Saturday, 5 May 2018

2 Poems by Leath Tonio

Wave

Hand goes up, hand goes down.
That’s a wave,
       
hello and goodbye.
That’s a truck passing by,
                                   
headed
somewhere,
               
somewhere beyond here.

One hundred years, a day.
That’s the truck,

the wave.

What we’ve got is hello and goodbye,
always both

at the same time.


Stiff Drink

These grass-brown end-of-summer evenings,
quiet, sad

like a dying friend,

dog bleeding on the porch
steps, blanketed,

the season’s last light

racing barbed wire, fences running east some unknown
distance, call it

one hundred miles,

to reach beyond the curve, a place already
dark. Hell,

call it five hundred miles, make it ten thousand, make it
whiskey, neat.

Don’t clean the glass,

or if you do, please, use your dirty
sleeve.
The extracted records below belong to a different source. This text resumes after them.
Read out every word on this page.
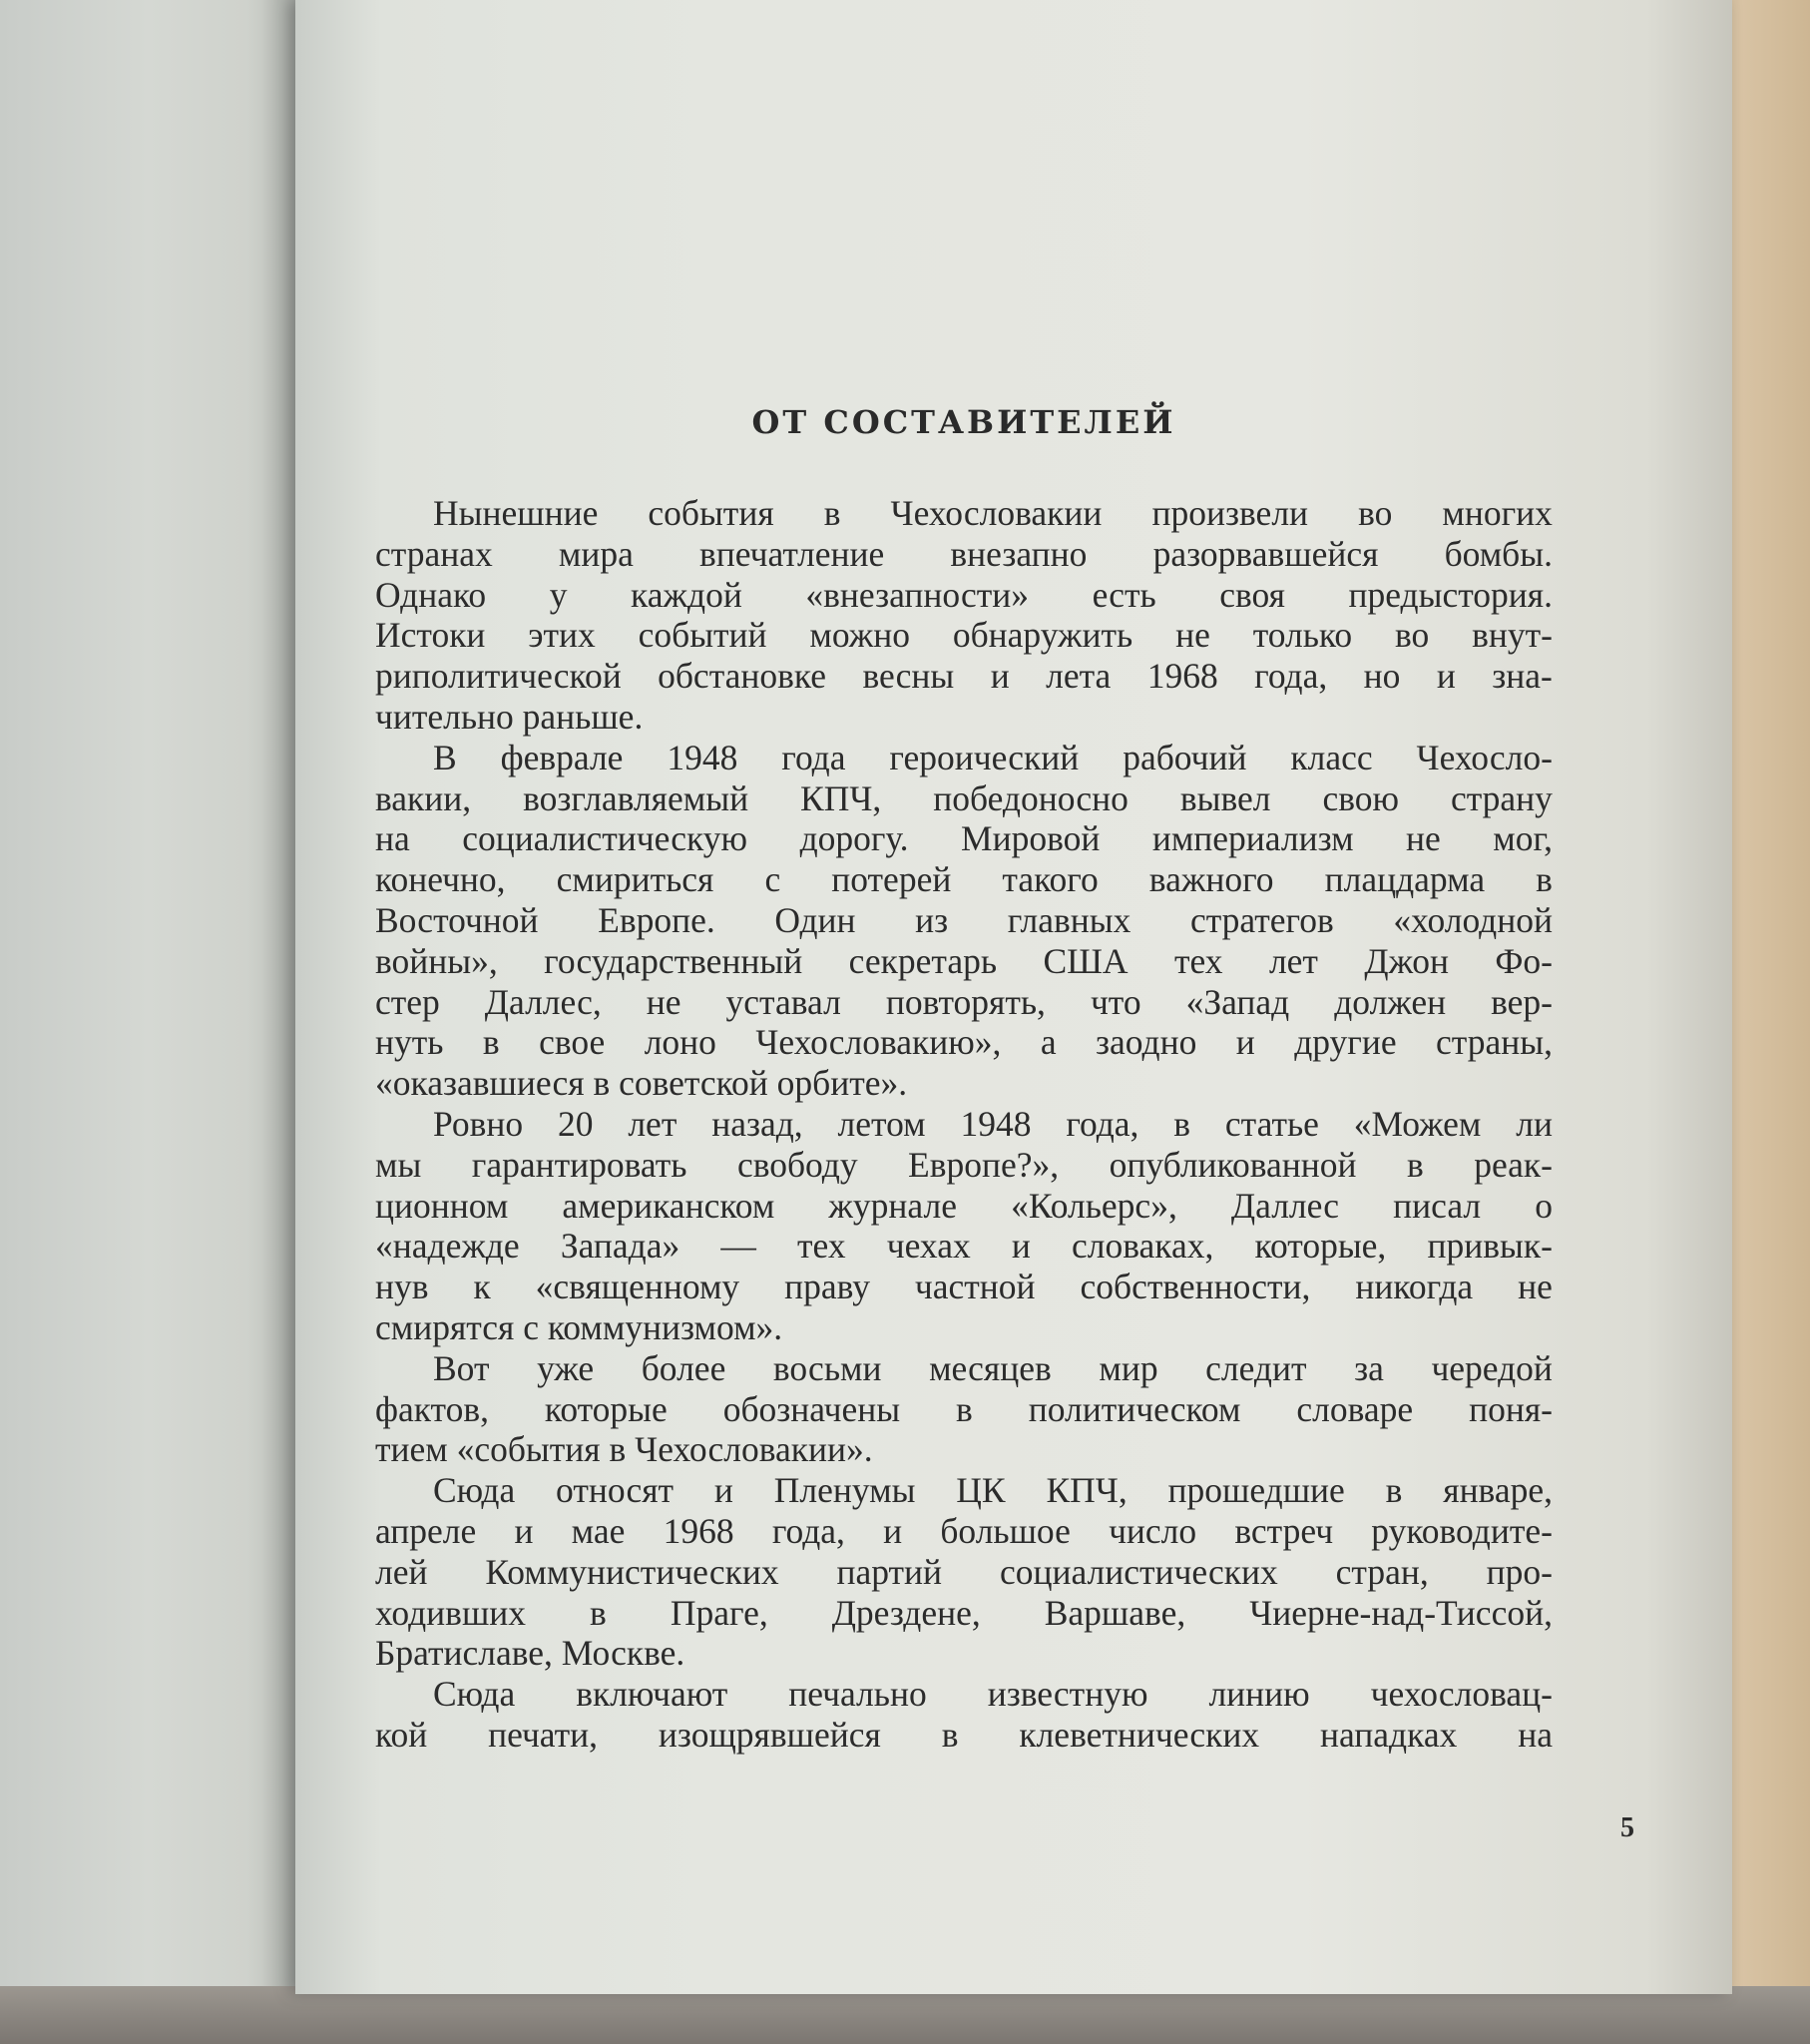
ОТ СОСТАВИТЕЛЕЙ
Нынешние события в Чехословакии произвели во многих
странах мира впечатление внезапно разорвавшейся бомбы.
Однако у каждой «внезапности» есть своя предыстория.
Истоки этих событий можно обнаружить не только во внут-
риполитической обстановке весны и лета 1968 года, но и зна-
чительно раньше.
В феврале 1948 года героический рабочий класс Чехосло-
вакии, возглавляемый КПЧ, победоносно вывел свою страну
на социалистическую дорогу. Мировой империализм не мог,
конечно, смириться с потерей такого важного плацдарма в
Восточной Европе. Один из главных стратегов «холодной
войны», государственный секретарь США тех лет Джон Фо-
стер Даллес, не уставал повторять, что «Запад должен вер-
нуть в свое лоно Чехословакию», а заодно и другие страны,
«оказавшиеся в советской орбите».
Ровно 20 лет назад, летом 1948 года, в статье «Можем ли
мы гарантировать свободу Европе?», опубликованной в реак-
ционном американском журнале «Кольерс», Даллес писал о
«надежде Запада» — тех чехах и словаках, которые, привык-
нув к «священному праву частной собственности, никогда не
смирятся с коммунизмом».
Вот уже более восьми месяцев мир следит за чередой
фактов, которые обозначены в политическом словаре поня-
тием «события в Чехословакии».
Сюда относят и Пленумы ЦК КПЧ, прошедшие в январе,
апреле и мае 1968 года, и большое число встреч руководите-
лей Коммунистических партий социалистических стран, про-
ходивших в Праге, Дрездене, Варшаве, Чиерне-над-Тиссой,
Братиславе, Москве.
Сюда включают печально известную линию чехословац-
кой печати, изощрявшейся в клеветнических нападках на
5
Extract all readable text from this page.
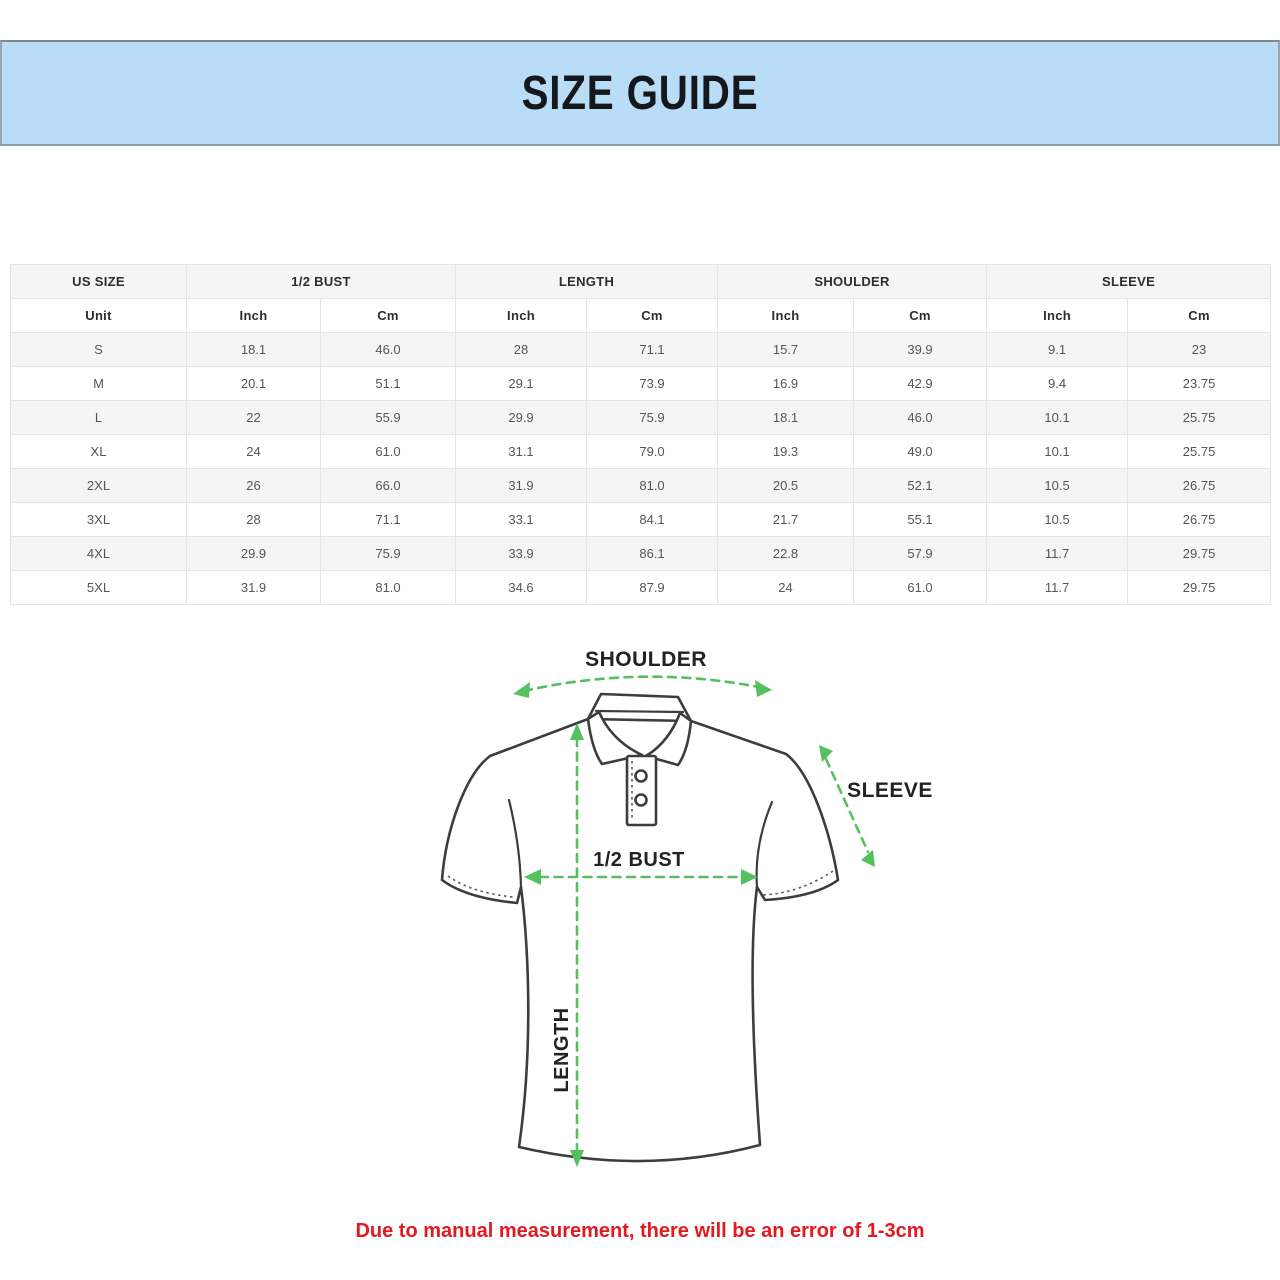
SIZE GUIDE
US SIZE	1/2 BUST		LENGTH		SHOULDER		SLEEVE	
Unit	Inch	Cm	Inch	Cm	Inch	Cm	Inch	Cm
S	18.1	46.0	28	71.1	15.7	39.9	9.1	23
M	20.1	51.1	29.1	73.9	16.9	42.9	9.4	23.75
L	22	55.9	29.9	75.9	18.1	46.0	10.1	25.75
XL	24	61.0	31.1	79.0	19.3	49.0	10.1	25.75
2XL	26	66.0	31.9	81.0	20.5	52.1	10.5	26.75
3XL	28	71.1	33.1	84.1	21.7	55.1	10.5	26.75
4XL	29.9	75.9	33.9	86.1	22.8	57.9	11.7	29.75
5XL	31.9	81.0	34.6	87.9	24	61.0	11.7	29.75
SHOULDER
SLEEVE
1/2 BUST
LENGTH
Due to manual measurement, there will be an error of 1-3cm
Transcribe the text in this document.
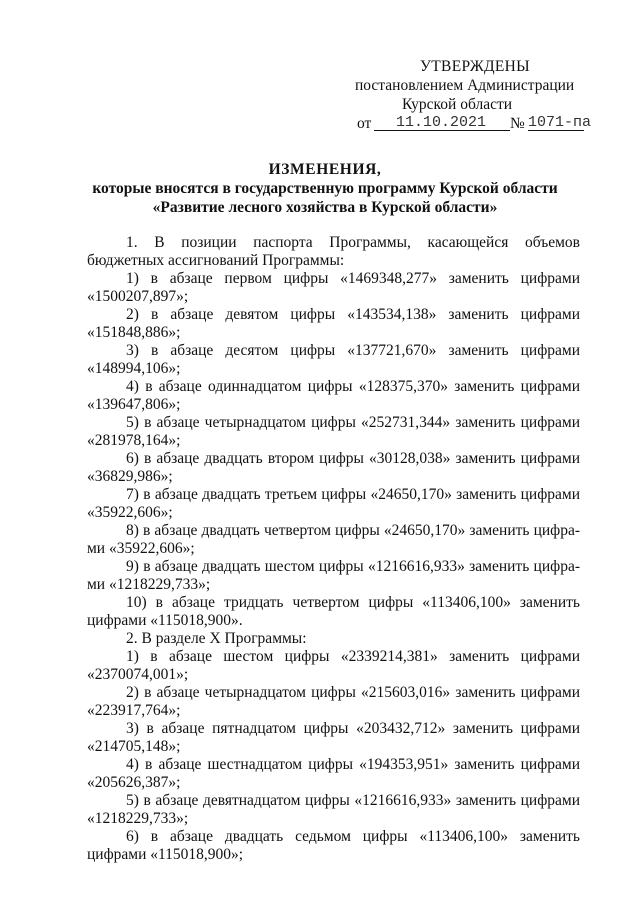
УТВЕРЖДЕНЫ
постановлением Администрации
Курской области
от 11.10.2021 № 1071-па
ИЗМЕНЕНИЯ,
которые вносятся в государственную программу Курской области
«Развитие лесного хозяйства в Курской области»

1. В позиции паспорта Программы, касающейся объемов бюджетных ассигнований Программы:

1) в абзаце первом цифры «1469348,277» заменить цифрами «1500207,897»;

2) в абзаце девятом цифры «143534,138» заменить цифрами «151848,886»;

3) в абзаце десятом цифры «137721,670» заменить цифрами «148994,106»;

4) в абзаце одиннадцатом цифры «128375,370» заменить цифрами «139647,806»;

5) в абзаце четырнадцатом цифры «252731,344» заменить цифрами «281978,164»;

6) в абзаце двадцать втором цифры «30128,038» заменить цифрами «36829,986»;

7) в абзаце двадцать третьем цифры «24650,170» заменить цифрами «35922,606»;

8) в абзаце двадцать четвертом цифры «24650,170» заменить цифра-ми «35922,606»;

9) в абзаце двадцать шестом цифры «1216616,933» заменить цифра-ми «1218229,733»;

10) в абзаце тридцать четвертом цифры «113406,100» заменить цифрами «115018,900».

2. В разделе X Программы:

1) в абзаце шестом цифры «2339214,381» заменить цифрами «2370074,001»;

2) в абзаце четырнадцатом цифры «215603,016» заменить цифрами «223917,764»;

3) в абзаце пятнадцатом цифры «203432,712» заменить цифрами «214705,148»;

4) в абзаце шестнадцатом цифры «194353,951» заменить цифрами «205626,387»;

5) в абзаце девятнадцатом цифры «1216616,933» заменить цифрами «1218229,733»;

6) в абзаце двадцать седьмом цифры «113406,100» заменить цифрами «115018,900»;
Better yet,

use the blanket.


Bionote

Leath Tonino is a freelancer writer, born and raised in Vermont.  His poetry, fiction, and essays appear in magazines such as Orion, The Sun, New England Review, Tricycle, Utne Reader, and Outside.  Prior to turning his attention to writing, he worked as an ornithologist on the Grand Canyon's North Rim.